Moreover, if Cuomo’s objection is to states getting less than they give, why is the state the right unit of analysis? Why isn’t that an objection at the level of the individual? The progressive income tax takes far more from most high-income people than it gives them in government benefits. That’s a further argument against progressive income taxes.

Finally, one provision of the HEROES Act, the extension to January of the feds’ $600 per week addition to unemployment insurance, would hurt state budgets even more, on both the spending and the tax side. On the spending side, it would encourage people on unemployment insurance to stay unemployed longer, which means they would also receive state unemployment benefits.

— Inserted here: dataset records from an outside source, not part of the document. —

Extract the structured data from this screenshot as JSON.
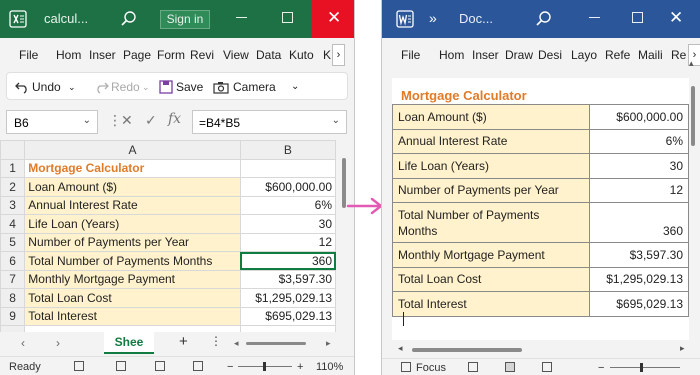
{
  "excel": {
    "title": "calcul...",
    "signin_label": "Sign in",
    "close_glyph": "✕",
    "menu": [
      "File",
      "Hom",
      "Inser",
      "Page",
      "Form",
      "Revi",
      "View",
      "Data",
      "Kuto",
      "K"
    ],
    "menu_more": "›",
    "toolbar": {
      "undo": "Undo",
      "redo": "Redo",
      "save": "Save",
      "camera": "Camera"
    },
    "name_box": "B6",
    "formula": "=B4*B5",
    "col_a": "A",
    "col_b": "B",
    "rows": [
      {
        "n": "1",
        "label": "Mortgage Calculator",
        "value": ""
      },
      {
        "n": "2",
        "label": "Loan Amount ($)",
        "value": "$600,000.00"
      },
      {
        "n": "3",
        "label": "Annual Interest Rate",
        "value": "6%"
      },
      {
        "n": "4",
        "label": "Life Loan (Years)",
        "value": "30"
      },
      {
        "n": "5",
        "label": "Number of Payments per Year",
        "value": "12"
      },
      {
        "n": "6",
        "label": "Total Number of Payments Months",
        "value": "360"
      },
      {
        "n": "7",
        "label": "Monthly Mortgage Payment",
        "value": "$3,597.30"
      },
      {
        "n": "8",
        "label": "Total Loan Cost",
        "value": "$1,295,029.13"
      },
      {
        "n": "9",
        "label": "Total Interest",
        "value": "$695,029.13"
      }
    ],
    "sheet_tab": "Shee",
    "add_sheet": "+",
    "status": "Ready",
    "zoom": "110%",
    "zoom_minus": "−",
    "zoom_plus": "+"
  },
  "word": {
    "title": "Doc...",
    "chevrons": "»",
    "close_glyph": "✕",
    "menu": [
      "File",
      "Hom",
      "Inser",
      "Draw",
      "Desi",
      "Layo",
      "Refe",
      "Maili",
      "Re"
    ],
    "menu_more": "›",
    "doc_title": "Mortgage Calculator",
    "rows": [
      {
        "label": "Loan Amount ($)",
        "value": "$600,000.00"
      },
      {
        "label": "Annual Interest Rate",
        "value": "6%"
      },
      {
        "label": "Life Loan (Years)",
        "value": "30"
      },
      {
        "label": "Number of Payments per Year",
        "value": "12"
      },
      {
        "label": "Total Number of Payments Months",
        "value": "360"
      },
      {
        "label": "Monthly Mortgage Payment",
        "value": "$3,597.30"
      },
      {
        "label": "Total Loan Cost",
        "value": "$1,295,029.13"
      },
      {
        "label": "Total Interest",
        "value": "$695,029.13"
      }
    ],
    "status_focus": "Focus"
  },
  "colors": {
    "excel_green": "#1e7145",
    "word_blue": "#2b579a",
    "label_fill": "#fff2cc",
    "title_orange": "#e07b28",
    "arrow_pink": "#e35ab5"
  }
}
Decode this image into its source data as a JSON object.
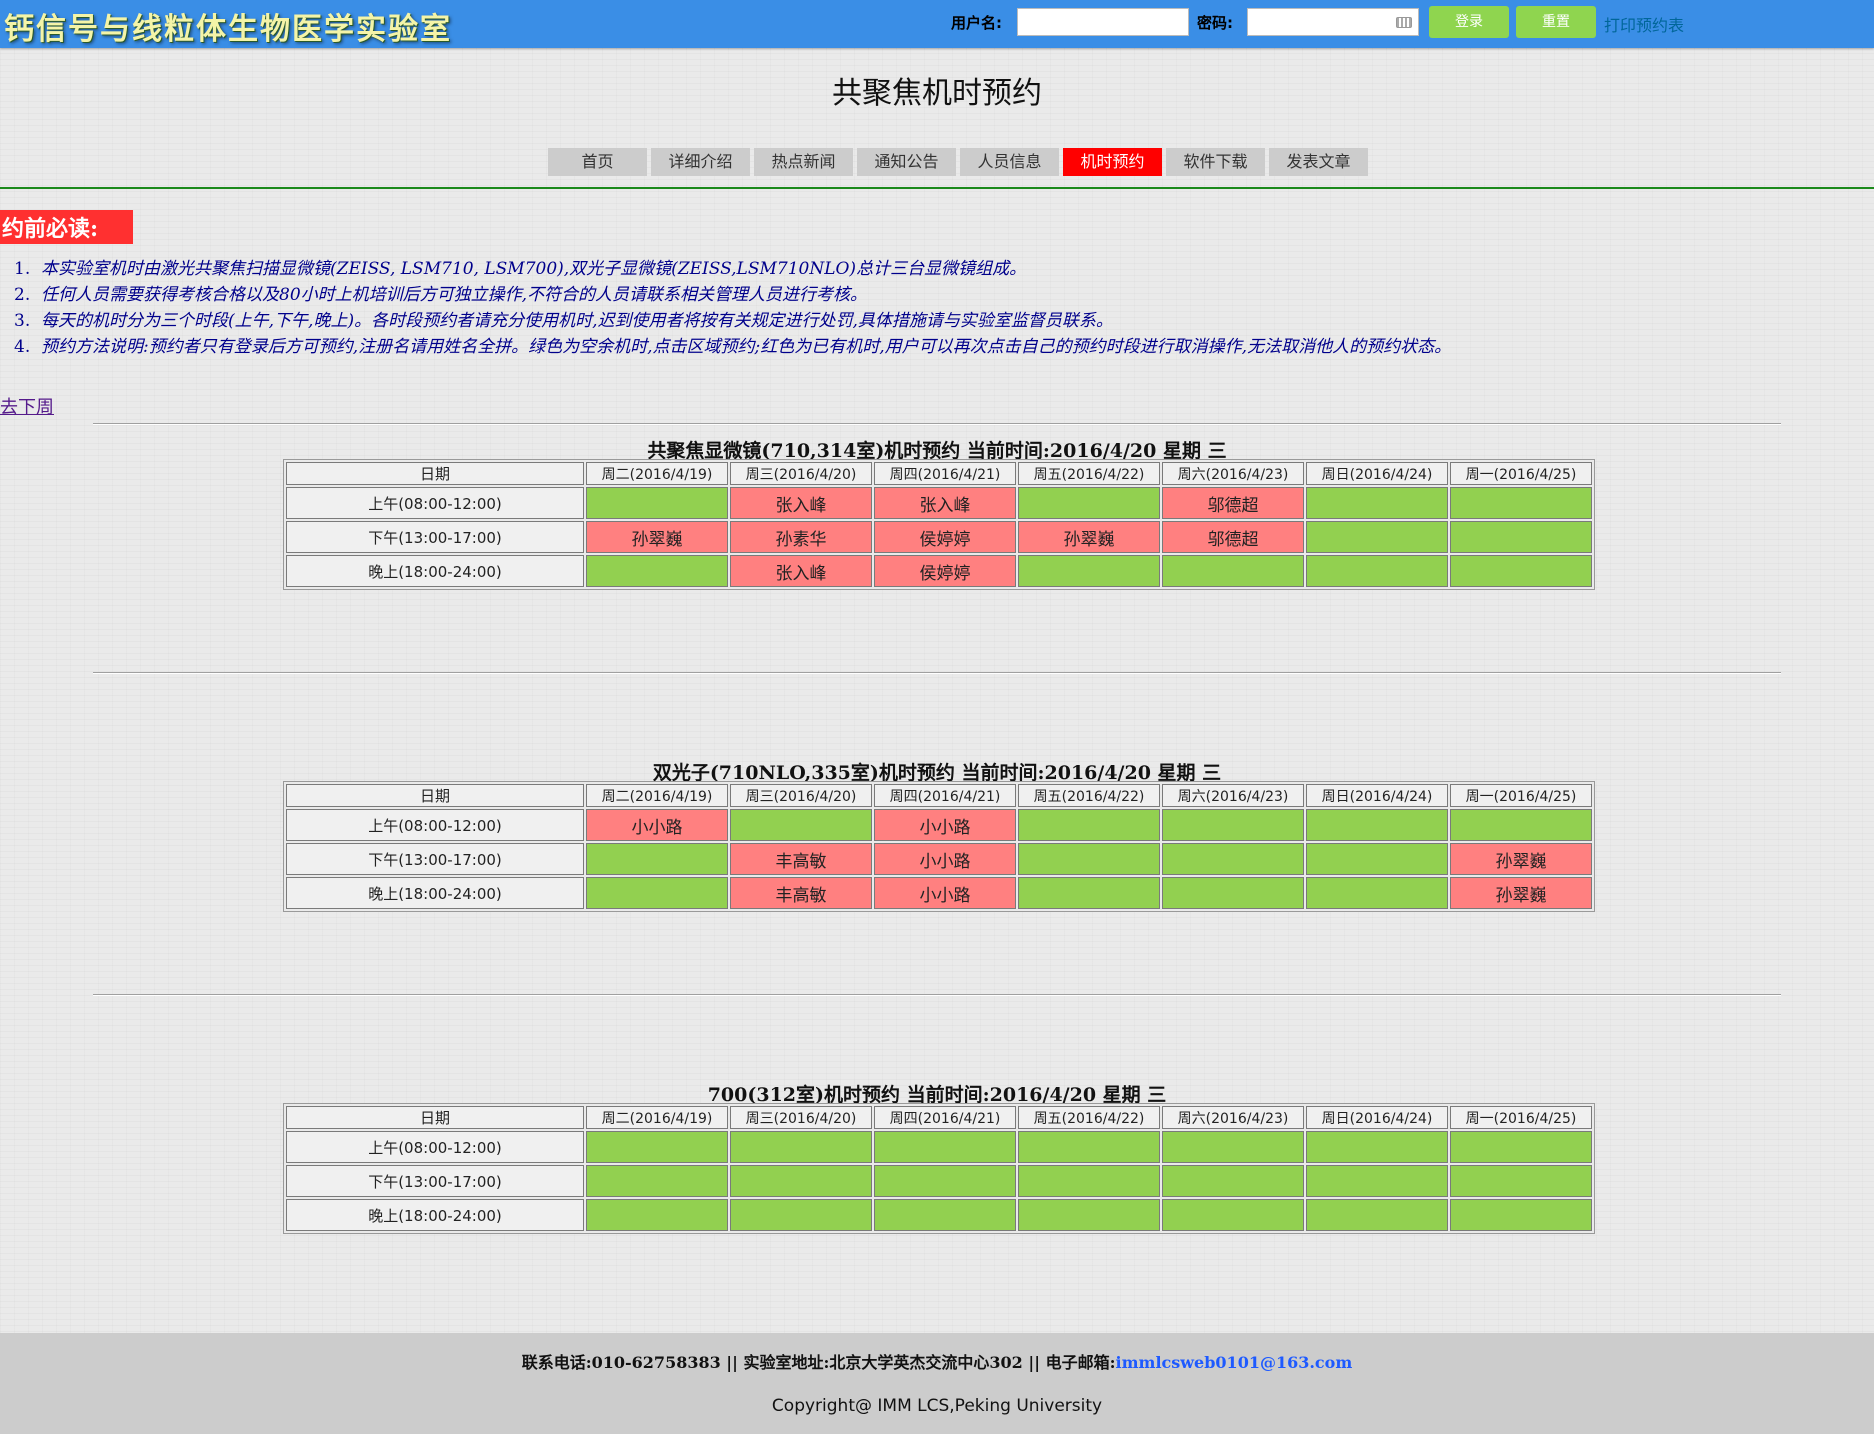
{
  "header": {
    "logo_text": "钙信号与线粒体生物医学实验室",
    "username_label": "用户名:",
    "password_label": "密码:",
    "username_value": "",
    "password_value": "",
    "login_button": "登录",
    "reset_button": "重置",
    "print_link": "打印预约表"
  },
  "page_title": "共聚焦机时预约",
  "nav": {
    "items": [
      "首页",
      "详细介绍",
      "热点新闻",
      "通知公告",
      "人员信息",
      "机时预约",
      "软件下载",
      "发表文章"
    ],
    "active": "机时预约",
    "active_color": "#ff0000"
  },
  "notice": {
    "title": "约前必读:",
    "items": [
      {
        "num": "1.",
        "text": "本实验室机时由激光共聚焦扫描显微镜(ZEISS, LSM710, LSM700),双光子显微镜(ZEISS,LSM710NLO)总计三台显微镜组成。"
      },
      {
        "num": "2.",
        "text": "任何人员需要获得考核合格以及80小时上机培训后方可独立操作,不符合的人员请联系相关管理人员进行考核。"
      },
      {
        "num": "3.",
        "text": "每天的机时分为三个时段(上午,下午,晚上)。各时段预约者请充分使用机时,迟到使用者将按有关规定进行处罚,具体措施请与实验室监督员联系。"
      },
      {
        "num": "4.",
        "text": "预约方法说明:预约者只有登录后方可预约,注册名请用姓名全拼。绿色为空余机时,点击区域预约;红色为已有机时,用户可以再次点击自己的预约时段进行取消操作,无法取消他人的预约状态。"
      }
    ]
  },
  "next_week_link": "去下周",
  "colors": {
    "free": "#92d050",
    "booked": "#ff8080",
    "topbar": "#3a8ee6"
  },
  "schedules": [
    {
      "title": "共聚焦显微镜(710,314室)机时预约 当前时间:2016/4/20 星期 三",
      "header": [
        "日期",
        "周二(2016/4/19)",
        "周三(2016/4/20)",
        "周四(2016/4/21)",
        "周五(2016/4/22)",
        "周六(2016/4/23)",
        "周日(2016/4/24)",
        "周一(2016/4/25)"
      ],
      "rows": [
        {
          "slot": "上午(08:00-12:00)",
          "cells": [
            "",
            "张入峰",
            "张入峰",
            "",
            "邬德超",
            "",
            ""
          ]
        },
        {
          "slot": "下午(13:00-17:00)",
          "cells": [
            "孙翠巍",
            "孙素华",
            "侯婷婷",
            "孙翠巍",
            "邬德超",
            "",
            ""
          ]
        },
        {
          "slot": "晚上(18:00-24:00)",
          "cells": [
            "",
            "张入峰",
            "侯婷婷",
            "",
            "",
            "",
            ""
          ]
        }
      ]
    },
    {
      "title": "双光子(710NLO,335室)机时预约 当前时间:2016/4/20 星期 三",
      "header": [
        "日期",
        "周二(2016/4/19)",
        "周三(2016/4/20)",
        "周四(2016/4/21)",
        "周五(2016/4/22)",
        "周六(2016/4/23)",
        "周日(2016/4/24)",
        "周一(2016/4/25)"
      ],
      "rows": [
        {
          "slot": "上午(08:00-12:00)",
          "cells": [
            "小小路",
            "",
            "小小路",
            "",
            "",
            "",
            ""
          ]
        },
        {
          "slot": "下午(13:00-17:00)",
          "cells": [
            "",
            "丰高敏",
            "小小路",
            "",
            "",
            "",
            "孙翠巍"
          ]
        },
        {
          "slot": "晚上(18:00-24:00)",
          "cells": [
            "",
            "丰高敏",
            "小小路",
            "",
            "",
            "",
            "孙翠巍"
          ]
        }
      ]
    },
    {
      "title": "700(312室)机时预约 当前时间:2016/4/20 星期 三",
      "header": [
        "日期",
        "周二(2016/4/19)",
        "周三(2016/4/20)",
        "周四(2016/4/21)",
        "周五(2016/4/22)",
        "周六(2016/4/23)",
        "周日(2016/4/24)",
        "周一(2016/4/25)"
      ],
      "rows": [
        {
          "slot": "上午(08:00-12:00)",
          "cells": [
            "",
            "",
            "",
            "",
            "",
            "",
            ""
          ]
        },
        {
          "slot": "下午(13:00-17:00)",
          "cells": [
            "",
            "",
            "",
            "",
            "",
            "",
            ""
          ]
        },
        {
          "slot": "晚上(18:00-24:00)",
          "cells": [
            "",
            "",
            "",
            "",
            "",
            "",
            ""
          ]
        }
      ]
    }
  ],
  "footer": {
    "contact_prefix": "联系电话:010-62758383 || 实验室地址:北京大学英杰交流中心302 || 电子邮箱:",
    "email": "immlcsweb0101@163.com",
    "copyright": "Copyright@ IMM LCS,Peking University"
  }
}
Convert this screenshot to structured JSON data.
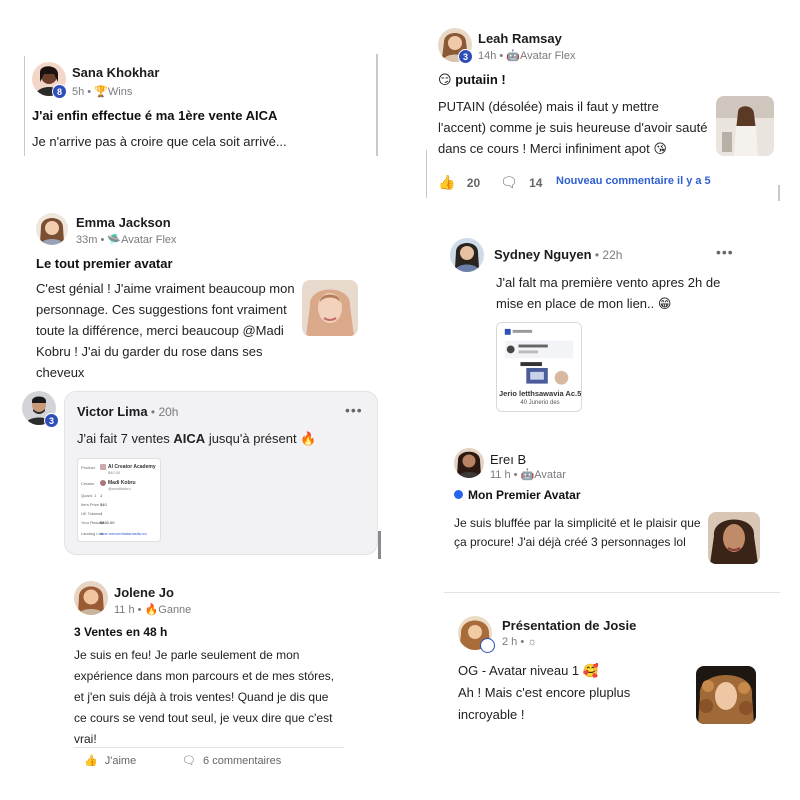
{
  "posts": {
    "sana": {
      "author": "Sana Khokhar",
      "badge": "8",
      "meta_time": "5h",
      "meta_tag": "Wins",
      "title": "J'ai enfin effectue é ma 1ère vente AICA",
      "body": "Je n'arrive pas à croire que cela soit arrivé..."
    },
    "leah": {
      "author": "Leah Ramsay",
      "badge": "3",
      "meta_time": "14h",
      "meta_tag": "Avatar Flex",
      "title": "putaiin !",
      "body": "PUTAIN (désolée)  mais il faut y mettre l'accent) comme je suis heureuse d'avoir sauté dans ce cours ! Merci infiniment apot",
      "likes": "20",
      "comments": "14",
      "new_comment": "Nouveau commentaire il y a 5"
    },
    "emma": {
      "author": "Emma Jackson",
      "meta_time": "33m",
      "meta_tag": "Avatar Flex",
      "title": "Le tout premier avatar",
      "body": "C'est génial ! J'aime vraiment beaucoup mon personnage. Ces suggestions font vraiment toute la différence, merci beaucoup @Madi Kobru ! J'ai du garder du rose dans ses cheveux"
    },
    "sydney": {
      "author": "Sydney Nguyen",
      "meta_time": "22h",
      "more": "•••",
      "body": "J'al falt ma première vento  apres 2h de mise en place de mon lien..",
      "shot_caption": "Jerio letthsawavia Ac.5-3",
      "shot_caption2": "40 Junerio des"
    },
    "victor": {
      "author": "Victor Lima",
      "badge": "3",
      "meta_time": "20h",
      "more": "•••",
      "body_pre": "J'ai fait 7 ventes ",
      "body_bold": "AICA",
      "body_post": " jusqu'à présent",
      "shot": {
        "org": "AI Creator Academy",
        "org_sub": "$40.00",
        "person": "Madi Kobru",
        "person_sub": "@madikobru",
        "rows": [
          "Product",
          "Creator",
          "Quant. 1",
          "Item Price",
          "UK Tokens",
          "Your Reward",
          "Landing Link"
        ],
        "values": [
          "1",
          "$40",
          "4",
          "$840.00",
          "ame.smozeriliatanastiw.eo"
        ]
      }
    },
    "erei": {
      "author": "Ereı B",
      "meta_time": "11 h",
      "meta_tag": "Avatar",
      "title": "Mon Premier Avatar",
      "body": "Je suis bluffée par la simplicité et le plaisir que ça procure! J'ai déjà créé 3 personnages lol"
    },
    "jolene": {
      "author": "Jolene Jo",
      "meta_time": "11 h",
      "meta_tag": "Ganne",
      "title": "3 Ventes en 48 h",
      "body": "Je suis en feu! Je parle seulement de mon expérience dans mon parcours et de mes stóres, et j'en suis déjà à trois ventes! Quand je dis que ce cours se vend tout seul, je veux dire que c'est vrai!",
      "like_label": "J'aime",
      "comments_label": "6 commentaires"
    },
    "josie": {
      "author": "Présentation de Josie",
      "meta_time": "2 h",
      "line1": "OG - Avatar niveau 1",
      "line2": "Ah ! Mais c'est encore pluplus",
      "line3": "incroyable !"
    }
  },
  "colors": {
    "badge": "#2f4fb8",
    "link": "#2f5fd0",
    "dot": "#2563eb"
  }
}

On the tax side, because they would be unemployed longer, they would not make as much taxable income. This is particularly important for the 43 states that have an income tax. (Alaska, Florida, Nevada, South Dakota, Texas, Washington, and Wyoming do not.) Paradoxically, therefore, the best thing that could happen to state budgets would be for the federal boost to unemployment insurance to end, which it is scheduled to do at the end of July.

The best way to help the citizens of California, Illinois, New York, and other states with big budget troubles is to hold their politicians’ feet to the fire. Just say no to state bailouts.